Lumber companies set their eyes on the Chippewa Valley in the 1850s as a prime spot for business, with impressive riverways and ample pine in the northwoods. Soon, workers from all over the country and the world immigrated here, often as lumberjacks or farmers.
At first, everyone lived simply. They built log cabins and then simple houses made with the boards produced in the local sawmills. However, by the 1880s, business was booming. The owners of the companies became known as “lumber barons,” a sarcastic name referring to a higher class in British society. Like royalty, they became very rich. To show off their wealth, they built huge, ornate houses according to the latest styles such as Queen Anne, which features asymmetrical shapes, porches, and steep roofs.
The owners of the companies became known as “lumber barons,” a sarcastic name referring to a higher class in British society. Like royalty, they became very rich.
In addition to the family, servants usually lived in the houses as well. A back staircase often stretched from the kitchen to the servants’ quarters on the top floor or even in the attics.
Lumber barons lived a luxurious life while many struggled to get by. However, some of the lumber barons did donate to local charities such as hospitals, schools, and libraries. For example, H.C. Putnam donated the land that would become Putnam Park, and Orrin Henry Ingram donated money to build Eau Claire’s YMCA headquarters.

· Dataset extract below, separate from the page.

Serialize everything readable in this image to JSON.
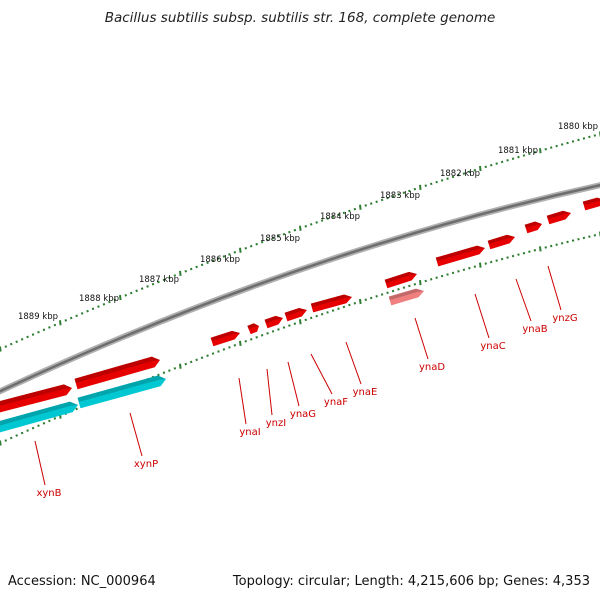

The mansions built for the lumber barons and other wealthy people are centered downtown because in the 19th and early 20th centuries, there wasn’t much to Eau Claire beyond downtown. Before cars became common, everything had to be within a convenient carriage ride for these tycoons. They didn’t want to live too far from – nor too close to – their noisy, dusty lumber mills. Randall Park and the Third Ward were both convenient neighborhoods that the wealthiest liked to gather in, so that’s where we still see many of these ornate houses today.